S’asseoir pour bâtir sa tour : l’Evangile en temps de confinement
L’Evangile du mercredi 4 novembre offre des clés pour vivre avec le Seigneur ce confinement – que nombre de pays vivent actuellement sous des modalités diverses comme un temps de construction et de maturation : « Quel est celui d’entre vous qui, voulant bâtir une tour, ne commence par s’asseoir pour calculer la dépense et voir s’il a de quoi aller jusqu’au bout ? » (Lc 14, 28). La situation d’incertitudes dans laquelle nous vivons nous fait entrer dans un nouveau rapport au temps : temps certes de l’immédiateté et de l’urgence des décisions politiques pour freiner la pandémie, temps également – si l’on en saisit l’opportunité – de la maturation de nos projets de vie, d’une société plus fraternelle, d’une Eglise plus sainte et plus accueillante.
Il y a en effet une occasion à saisir dans ce temps de retrait, auquel la situation nous contraint, mais que nous pouvons également habiter par nos choix et transformer en temps de croissance et de vie. Cette année, nous allons vivre en quelque sorte un long Avent – qui débute liturgiquement le 29 novembre. Ces deux mois qui s’annoncent sont une chance : nous avons deux mois pour nous préparer à Noël, en prêtant attention à tous les signes de la venue de notre Sauveur en ce monde, signes qui sont autant de balises pour mûrir nos projets personnels, familiaux, communautaires.
Les regards de nombre de nos concitoyens sont d’ailleurs pour beaucoup déjà tournés vers Noël. Noël a sans doute rarement été aussi attendu : attente de la joie du don, des retrouvailles familiales. Il y a quelque chose de la joie de la fête, de la rencontre, de la famille à accueillir dans cette attente. Un certain retour à l’essentiel. Un appel aussi à se montrer réceptifs en Eglise à ces requêtes. Comment préparer – et se préparer à – un Noël qui ne sera sans doute pas comme les autres – impacté par la pandémie et par la crise sociale – mais où pourra se vivre de manière particulièrement intense la fraternité ?

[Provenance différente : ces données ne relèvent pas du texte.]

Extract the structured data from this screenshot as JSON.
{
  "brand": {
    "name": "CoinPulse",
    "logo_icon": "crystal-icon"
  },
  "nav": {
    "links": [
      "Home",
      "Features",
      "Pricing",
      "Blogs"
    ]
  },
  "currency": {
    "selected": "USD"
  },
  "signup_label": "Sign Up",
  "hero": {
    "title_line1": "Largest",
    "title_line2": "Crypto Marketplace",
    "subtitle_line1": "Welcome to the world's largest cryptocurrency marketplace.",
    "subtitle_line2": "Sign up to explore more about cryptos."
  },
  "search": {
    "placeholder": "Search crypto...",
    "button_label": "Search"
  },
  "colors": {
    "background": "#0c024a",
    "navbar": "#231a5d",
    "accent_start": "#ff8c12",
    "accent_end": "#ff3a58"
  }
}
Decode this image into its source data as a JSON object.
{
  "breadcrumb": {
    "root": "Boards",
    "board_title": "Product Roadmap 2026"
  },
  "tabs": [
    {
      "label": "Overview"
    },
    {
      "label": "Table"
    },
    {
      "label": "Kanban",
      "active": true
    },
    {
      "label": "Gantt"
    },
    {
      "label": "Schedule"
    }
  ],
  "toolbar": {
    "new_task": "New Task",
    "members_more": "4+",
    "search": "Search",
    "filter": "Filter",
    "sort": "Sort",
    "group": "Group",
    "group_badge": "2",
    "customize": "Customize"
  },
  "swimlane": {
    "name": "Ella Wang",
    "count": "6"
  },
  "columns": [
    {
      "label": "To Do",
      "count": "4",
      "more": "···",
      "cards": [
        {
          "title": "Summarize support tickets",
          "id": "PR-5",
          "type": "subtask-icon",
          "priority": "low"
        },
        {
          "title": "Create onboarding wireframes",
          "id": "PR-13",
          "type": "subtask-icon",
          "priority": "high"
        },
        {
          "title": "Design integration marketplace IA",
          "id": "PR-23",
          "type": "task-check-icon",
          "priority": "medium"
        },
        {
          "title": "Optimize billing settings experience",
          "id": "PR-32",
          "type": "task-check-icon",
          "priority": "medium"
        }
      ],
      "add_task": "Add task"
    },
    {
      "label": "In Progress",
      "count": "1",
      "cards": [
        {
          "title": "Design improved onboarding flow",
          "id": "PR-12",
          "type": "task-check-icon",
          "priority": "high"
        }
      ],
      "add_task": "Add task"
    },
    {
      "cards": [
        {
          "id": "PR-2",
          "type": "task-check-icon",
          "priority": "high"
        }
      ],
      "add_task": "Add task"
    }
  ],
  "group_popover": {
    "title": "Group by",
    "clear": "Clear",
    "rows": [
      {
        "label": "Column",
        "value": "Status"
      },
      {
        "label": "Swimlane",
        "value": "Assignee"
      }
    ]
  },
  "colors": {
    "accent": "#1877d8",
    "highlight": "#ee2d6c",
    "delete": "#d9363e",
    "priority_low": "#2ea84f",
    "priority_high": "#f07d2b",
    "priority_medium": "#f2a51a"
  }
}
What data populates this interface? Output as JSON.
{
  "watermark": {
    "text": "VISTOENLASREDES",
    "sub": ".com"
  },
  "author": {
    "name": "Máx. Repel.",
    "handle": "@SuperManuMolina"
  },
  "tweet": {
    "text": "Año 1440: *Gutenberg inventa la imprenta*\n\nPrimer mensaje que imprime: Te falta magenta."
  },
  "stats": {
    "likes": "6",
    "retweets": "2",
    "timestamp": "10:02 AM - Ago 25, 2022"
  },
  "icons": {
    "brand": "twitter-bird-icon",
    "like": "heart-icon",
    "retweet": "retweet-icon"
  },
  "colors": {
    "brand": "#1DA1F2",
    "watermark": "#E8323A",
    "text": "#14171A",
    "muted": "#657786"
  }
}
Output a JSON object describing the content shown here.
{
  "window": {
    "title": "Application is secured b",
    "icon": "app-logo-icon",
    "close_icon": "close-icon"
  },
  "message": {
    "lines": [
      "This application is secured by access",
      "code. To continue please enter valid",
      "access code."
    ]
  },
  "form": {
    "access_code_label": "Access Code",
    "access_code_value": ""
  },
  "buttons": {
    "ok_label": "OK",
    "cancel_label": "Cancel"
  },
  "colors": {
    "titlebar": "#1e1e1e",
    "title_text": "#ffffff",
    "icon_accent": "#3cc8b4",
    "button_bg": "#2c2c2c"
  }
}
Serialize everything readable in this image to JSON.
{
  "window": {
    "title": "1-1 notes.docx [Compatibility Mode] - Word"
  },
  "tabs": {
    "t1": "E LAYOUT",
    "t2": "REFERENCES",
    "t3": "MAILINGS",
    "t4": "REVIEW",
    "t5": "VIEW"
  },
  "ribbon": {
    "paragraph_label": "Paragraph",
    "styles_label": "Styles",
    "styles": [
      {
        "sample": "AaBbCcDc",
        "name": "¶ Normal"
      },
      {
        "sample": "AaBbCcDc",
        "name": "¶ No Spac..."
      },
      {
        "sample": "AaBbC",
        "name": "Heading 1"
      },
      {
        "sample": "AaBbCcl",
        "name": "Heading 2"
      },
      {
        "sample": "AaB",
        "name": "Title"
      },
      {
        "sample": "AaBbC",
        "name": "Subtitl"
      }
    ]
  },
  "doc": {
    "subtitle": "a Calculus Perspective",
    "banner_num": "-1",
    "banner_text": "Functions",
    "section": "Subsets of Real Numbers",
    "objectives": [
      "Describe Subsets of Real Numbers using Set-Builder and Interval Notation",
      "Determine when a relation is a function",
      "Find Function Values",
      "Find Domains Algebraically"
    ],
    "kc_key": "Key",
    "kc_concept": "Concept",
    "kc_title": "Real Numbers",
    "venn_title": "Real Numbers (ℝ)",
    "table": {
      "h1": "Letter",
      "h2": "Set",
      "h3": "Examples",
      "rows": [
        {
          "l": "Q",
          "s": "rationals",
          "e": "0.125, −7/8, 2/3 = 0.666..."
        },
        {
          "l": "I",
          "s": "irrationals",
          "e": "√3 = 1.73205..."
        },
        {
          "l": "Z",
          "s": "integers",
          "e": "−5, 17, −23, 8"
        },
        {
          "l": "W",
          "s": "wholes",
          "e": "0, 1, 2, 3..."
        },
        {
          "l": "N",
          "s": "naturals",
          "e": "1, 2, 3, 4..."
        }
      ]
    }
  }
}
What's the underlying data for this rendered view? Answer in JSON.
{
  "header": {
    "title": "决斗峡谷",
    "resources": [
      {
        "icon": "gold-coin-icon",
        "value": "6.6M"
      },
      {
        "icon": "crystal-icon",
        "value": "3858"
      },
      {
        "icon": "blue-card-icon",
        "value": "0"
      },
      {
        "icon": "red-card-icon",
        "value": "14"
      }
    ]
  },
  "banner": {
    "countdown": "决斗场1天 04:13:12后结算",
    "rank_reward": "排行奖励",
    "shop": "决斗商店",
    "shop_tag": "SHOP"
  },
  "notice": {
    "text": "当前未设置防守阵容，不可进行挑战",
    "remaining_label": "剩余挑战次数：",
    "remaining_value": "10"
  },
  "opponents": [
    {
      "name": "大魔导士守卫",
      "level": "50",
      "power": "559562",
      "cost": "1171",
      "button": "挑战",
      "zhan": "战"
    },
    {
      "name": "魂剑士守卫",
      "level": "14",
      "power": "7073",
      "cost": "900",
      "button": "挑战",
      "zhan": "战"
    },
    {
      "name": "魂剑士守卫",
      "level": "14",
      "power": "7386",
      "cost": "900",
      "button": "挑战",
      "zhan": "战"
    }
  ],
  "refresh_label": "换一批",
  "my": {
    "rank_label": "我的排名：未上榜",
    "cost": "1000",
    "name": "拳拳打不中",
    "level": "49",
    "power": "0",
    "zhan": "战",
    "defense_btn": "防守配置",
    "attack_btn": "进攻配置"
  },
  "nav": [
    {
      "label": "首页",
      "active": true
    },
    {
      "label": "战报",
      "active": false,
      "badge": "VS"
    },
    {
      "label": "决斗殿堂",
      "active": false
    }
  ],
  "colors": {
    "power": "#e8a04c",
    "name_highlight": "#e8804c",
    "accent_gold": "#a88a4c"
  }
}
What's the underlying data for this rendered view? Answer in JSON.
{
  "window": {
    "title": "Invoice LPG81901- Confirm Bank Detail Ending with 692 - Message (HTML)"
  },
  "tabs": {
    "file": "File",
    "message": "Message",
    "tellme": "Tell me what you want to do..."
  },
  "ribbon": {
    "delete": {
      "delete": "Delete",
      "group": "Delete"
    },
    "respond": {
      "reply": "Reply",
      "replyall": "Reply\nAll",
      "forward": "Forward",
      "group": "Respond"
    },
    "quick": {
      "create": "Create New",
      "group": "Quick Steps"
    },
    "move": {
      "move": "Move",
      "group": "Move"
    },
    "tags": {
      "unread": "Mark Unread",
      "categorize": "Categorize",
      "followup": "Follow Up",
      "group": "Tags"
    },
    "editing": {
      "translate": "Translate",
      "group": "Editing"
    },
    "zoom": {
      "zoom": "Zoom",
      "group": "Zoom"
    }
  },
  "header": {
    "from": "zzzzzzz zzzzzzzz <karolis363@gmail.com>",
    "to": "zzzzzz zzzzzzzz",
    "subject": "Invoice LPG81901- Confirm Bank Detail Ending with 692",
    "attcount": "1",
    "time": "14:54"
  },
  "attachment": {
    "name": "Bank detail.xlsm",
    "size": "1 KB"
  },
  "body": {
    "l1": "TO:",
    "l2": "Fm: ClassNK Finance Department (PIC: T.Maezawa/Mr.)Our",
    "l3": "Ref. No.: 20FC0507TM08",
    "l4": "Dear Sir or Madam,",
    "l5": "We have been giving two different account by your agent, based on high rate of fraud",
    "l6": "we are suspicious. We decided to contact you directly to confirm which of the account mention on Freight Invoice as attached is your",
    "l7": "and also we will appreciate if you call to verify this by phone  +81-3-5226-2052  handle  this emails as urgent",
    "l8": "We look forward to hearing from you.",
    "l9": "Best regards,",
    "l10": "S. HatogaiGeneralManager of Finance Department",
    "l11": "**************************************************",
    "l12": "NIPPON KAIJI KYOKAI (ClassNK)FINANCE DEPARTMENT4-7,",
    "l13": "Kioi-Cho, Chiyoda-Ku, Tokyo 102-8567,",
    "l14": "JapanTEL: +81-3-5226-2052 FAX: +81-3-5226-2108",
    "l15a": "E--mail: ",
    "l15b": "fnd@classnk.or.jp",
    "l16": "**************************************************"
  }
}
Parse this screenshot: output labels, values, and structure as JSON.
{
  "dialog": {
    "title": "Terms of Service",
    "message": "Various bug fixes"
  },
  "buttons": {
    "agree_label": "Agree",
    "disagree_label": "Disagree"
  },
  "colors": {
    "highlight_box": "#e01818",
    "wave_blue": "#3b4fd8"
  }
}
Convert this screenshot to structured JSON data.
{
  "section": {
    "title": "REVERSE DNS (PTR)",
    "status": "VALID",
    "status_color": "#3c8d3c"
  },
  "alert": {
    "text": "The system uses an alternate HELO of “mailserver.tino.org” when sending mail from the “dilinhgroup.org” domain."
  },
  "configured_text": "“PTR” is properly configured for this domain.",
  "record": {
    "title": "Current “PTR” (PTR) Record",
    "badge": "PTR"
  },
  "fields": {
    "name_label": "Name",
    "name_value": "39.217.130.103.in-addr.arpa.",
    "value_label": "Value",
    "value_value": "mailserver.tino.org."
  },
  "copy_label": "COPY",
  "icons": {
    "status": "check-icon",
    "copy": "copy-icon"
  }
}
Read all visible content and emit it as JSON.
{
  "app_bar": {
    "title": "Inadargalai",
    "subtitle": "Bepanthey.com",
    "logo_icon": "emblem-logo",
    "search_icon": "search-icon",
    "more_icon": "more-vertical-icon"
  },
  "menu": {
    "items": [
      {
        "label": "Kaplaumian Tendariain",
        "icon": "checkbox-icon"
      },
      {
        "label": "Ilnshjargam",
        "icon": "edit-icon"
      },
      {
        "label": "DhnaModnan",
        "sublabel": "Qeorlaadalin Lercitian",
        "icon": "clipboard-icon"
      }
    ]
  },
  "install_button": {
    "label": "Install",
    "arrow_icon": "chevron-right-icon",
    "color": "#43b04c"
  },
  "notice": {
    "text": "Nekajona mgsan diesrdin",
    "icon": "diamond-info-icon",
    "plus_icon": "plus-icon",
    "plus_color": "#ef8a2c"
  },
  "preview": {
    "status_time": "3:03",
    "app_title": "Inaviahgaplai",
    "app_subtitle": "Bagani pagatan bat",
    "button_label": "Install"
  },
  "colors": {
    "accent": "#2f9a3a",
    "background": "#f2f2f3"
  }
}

L’image de la tour est parlante. La tour est dressée vers le ciel. Elle est une construction qui relie à Dieu. Rien d’étonnant à ce qu’on ait jugé nécessaire d’adjoindre un clocher aux églises. Pour qu’une tour tienne debout, il est nécessaire que ses fondations soient solides et profondes. Le choix du sol est important. Les pierres doivent également être jointes avec précision et robustesse. C’est tout un art qui réclame des compétences, de la réflexion et donc du temps. Il y a un discernement à réaliser sous le regard de Dieu : la tour que je veux construire a-t-elle de bonnes assises, est-elle bien orientée vers Dieu ? Est-ce que j’accepte que sa construction prenne du temps, nécessite des sacrifices ?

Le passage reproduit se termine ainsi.